Sasaran serangan berlokasi di kawasan industri desa Shablinka, yang terletak di barat laut Kramatorsk, dan juga di area hutan di sekitarnya. Kementerian Pertahanan Rusia menyatakan bahwa serangan dilakukan menggunakan kombinasi rudal balistik Iskander, bom udara, dan drone kamikaze.
Rekaman yang dirilis menunjukkan serangkaian ledakan dahsyat dan kerusakan parah di lokasi kejadian. Pejabat Rusia memperkirakan bahwa serangan ini menyebabkan lebih dari 600 tentara Ukraina tewas dan menghancurkan tiga tank, empat sistem roket peluncur ganda, serta puluhan peralatan berat lainnya.

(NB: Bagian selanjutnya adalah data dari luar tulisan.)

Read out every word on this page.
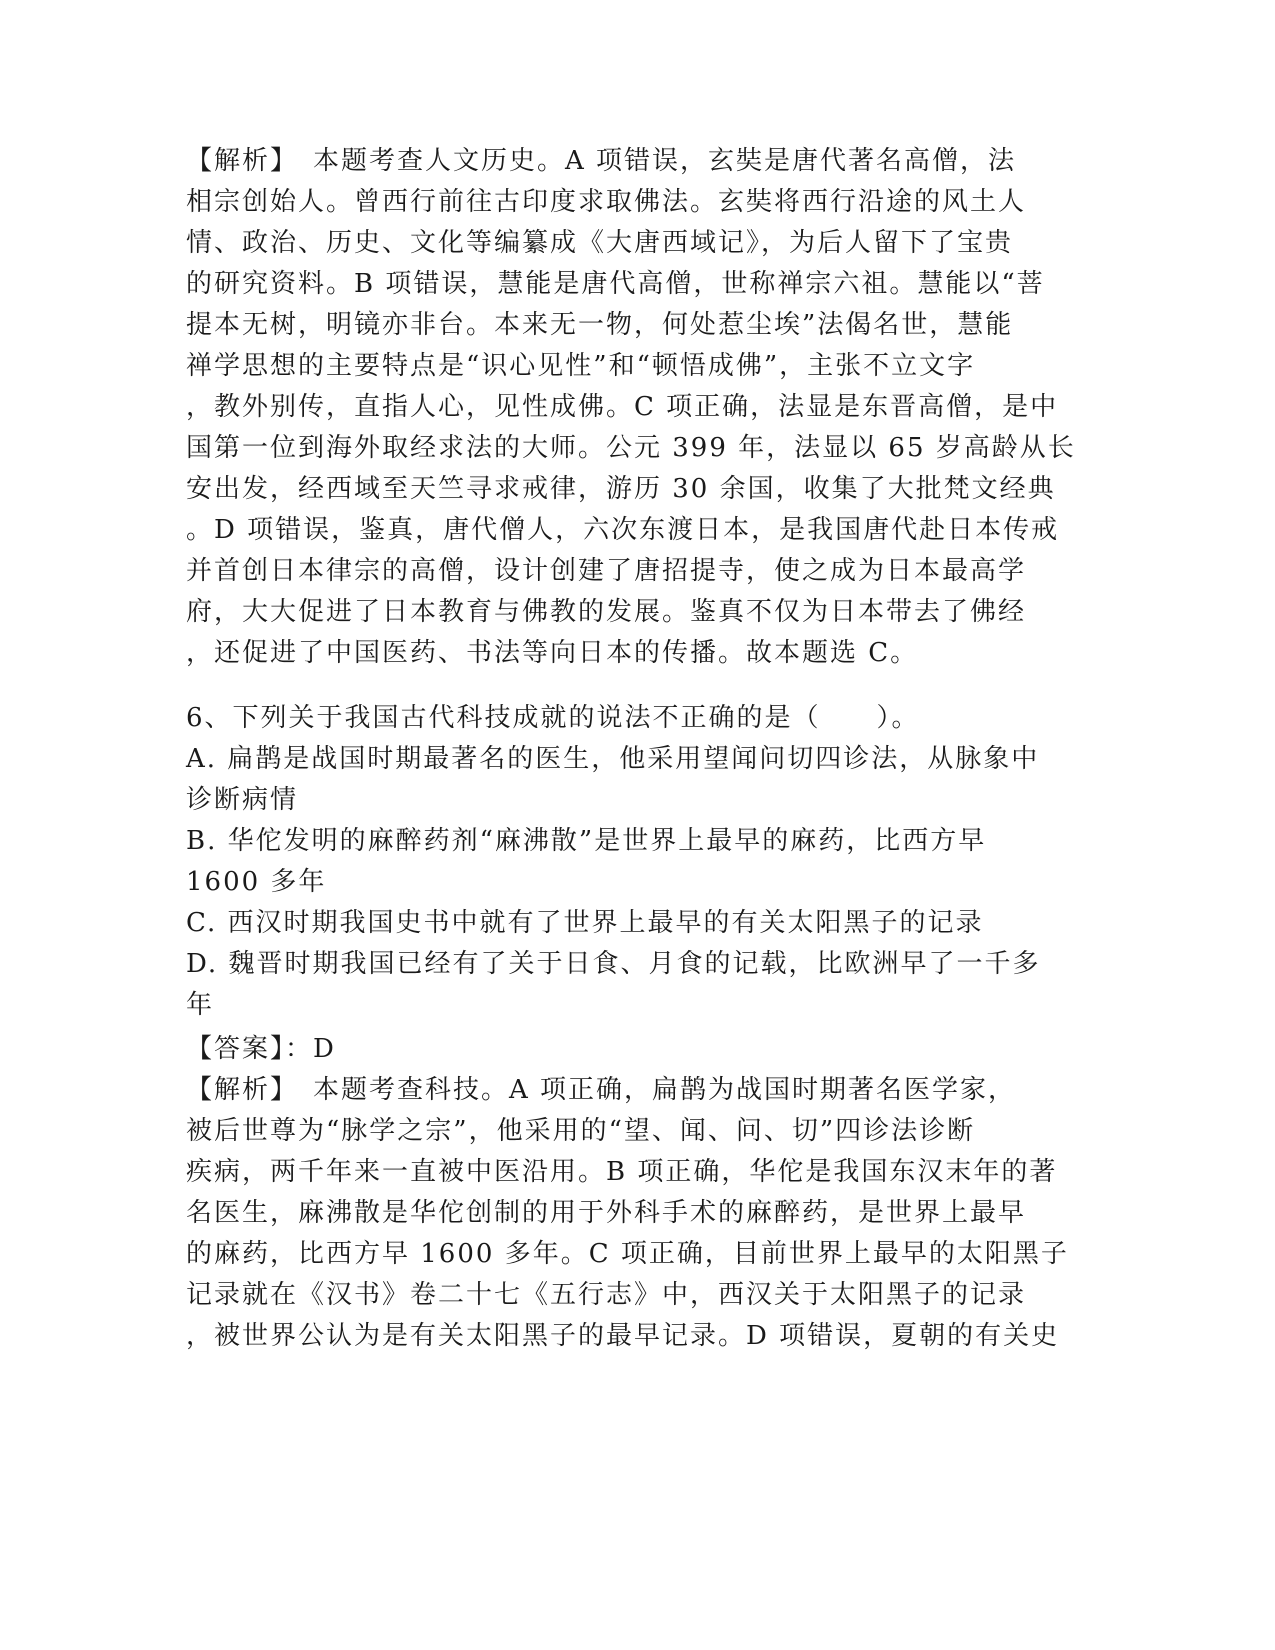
【解析】　本题考查人文历史。A 项错误，玄奘是唐代著名高僧，法
相宗创始人。曾西行前往古印度求取佛法。玄奘将西行沿途的风土人
情、政治、历史、文化等编纂成《大唐西域记》，为后人留下了宝贵
的研究资料。B 项错误，慧能是唐代高僧，世称禅宗六祖。慧能以“菩
提本无树，明镜亦非台。本来无一物，何处惹尘埃”法偈名世，慧能
禅学思想的主要特点是“识心见性”和“顿悟成佛”，主张不立文字
，教外别传，直指人心，见性成佛。C 项正确，法显是东晋高僧，是中
国第一位到海外取经求法的大师。公元 399 年，法显以 65 岁高龄从长
安出发，经西域至天竺寻求戒律，游历 30 余国，收集了大批梵文经典
。D 项错误，鉴真，唐代僧人，六次东渡日本，是我国唐代赴日本传戒
并首创日本律宗的高僧，设计创建了唐招提寺，使之成为日本最高学
府，大大促进了日本教育与佛教的发展。鉴真不仅为日本带去了佛经
，还促进了中国医药、书法等向日本的传播。故本题选 C。
6、下列关于我国古代科技成就的说法不正确的是（　　）。
A. 扁鹊是战国时期最著名的医生，他采用望闻问切四诊法，从脉象中
诊断病情
B. 华佗发明的麻醉药剂“麻沸散”是世界上最早的麻药，比西方早
1600 多年
C. 西汉时期我国史书中就有了世界上最早的有关太阳黑子的记录
D. 魏晋时期我国已经有了关于日食、月食的记载，比欧洲早了一千多
年
【答案】：D
【解析】　本题考查科技。A 项正确，扁鹊为战国时期著名医学家，
被后世尊为“脉学之宗”，他采用的“望、闻、问、切”四诊法诊断
疾病，两千年来一直被中医沿用。B 项正确，华佗是我国东汉末年的著
名医生，麻沸散是华佗创制的用于外科手术的麻醉药，是世界上最早
的麻药，比西方早 1600 多年。C 项正确，目前世界上最早的太阳黑子
记录就在《汉书》卷二十七《五行志》中，西汉关于太阳黑子的记录
，被世界公认为是有关太阳黑子的最早记录。D 项错误，夏朝的有关史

Sebelumnya, sebuah kanal Telegram yang dikenal akurat dalam membocorkan informasi sebelum rilis resmi Kementerian Pertahanan Ukraina, mengklaim bahwa serangan tersebut telah meluluhlantakkan Brigade Mekanik ke-156 Ukraina, menewaskan dua kelompok taktis batalion.
Kramatorsk, bersama dengan Slavyansk dan Konstantinovka, merupakan bagian dari benteng perkotaan yang vital di wilayah barat DPR, yang telah lama berada di bawah kendali Ukraina.
Bulan lalu, kepala wilayah yang ditunjuk oleh Kiev, Vadim Filashkin, mendesak warga sipil untuk segera dievakuasi, memperkirakan bahwa sekitar 53.000 penduduk masih berada di Kramatorsk.
Pemerintah Ukraina cenderung meremehkan kemunduran yang dialami di medan perang dalam beberapa bulan terakhir, dengan menyatakan bahwa kemunduran tersebut bersifat sementara dan tidak akan mengubah arah konflik secara keseluruhan.
Pada perayaan Hari Kemerdekaan Ukraina, Presiden Vladimir Zelensky mengklaim bahwa para pendukung Barat Kiev menegaskan bahwa "Ukraina belum menang, tetapi tentu saja tidak kalah." Ia juga menambahkan bahwa berkompromi dengan Rusia akan menjadi tindakan yang tidak terhormat dan tidak dapat diterima.
Pemerintah Rusia menuduh Zelensky sengaja memperpanjang konflik demi mencapai tujuan politik pribadi, daripada mencari solusi melalui negosiasi.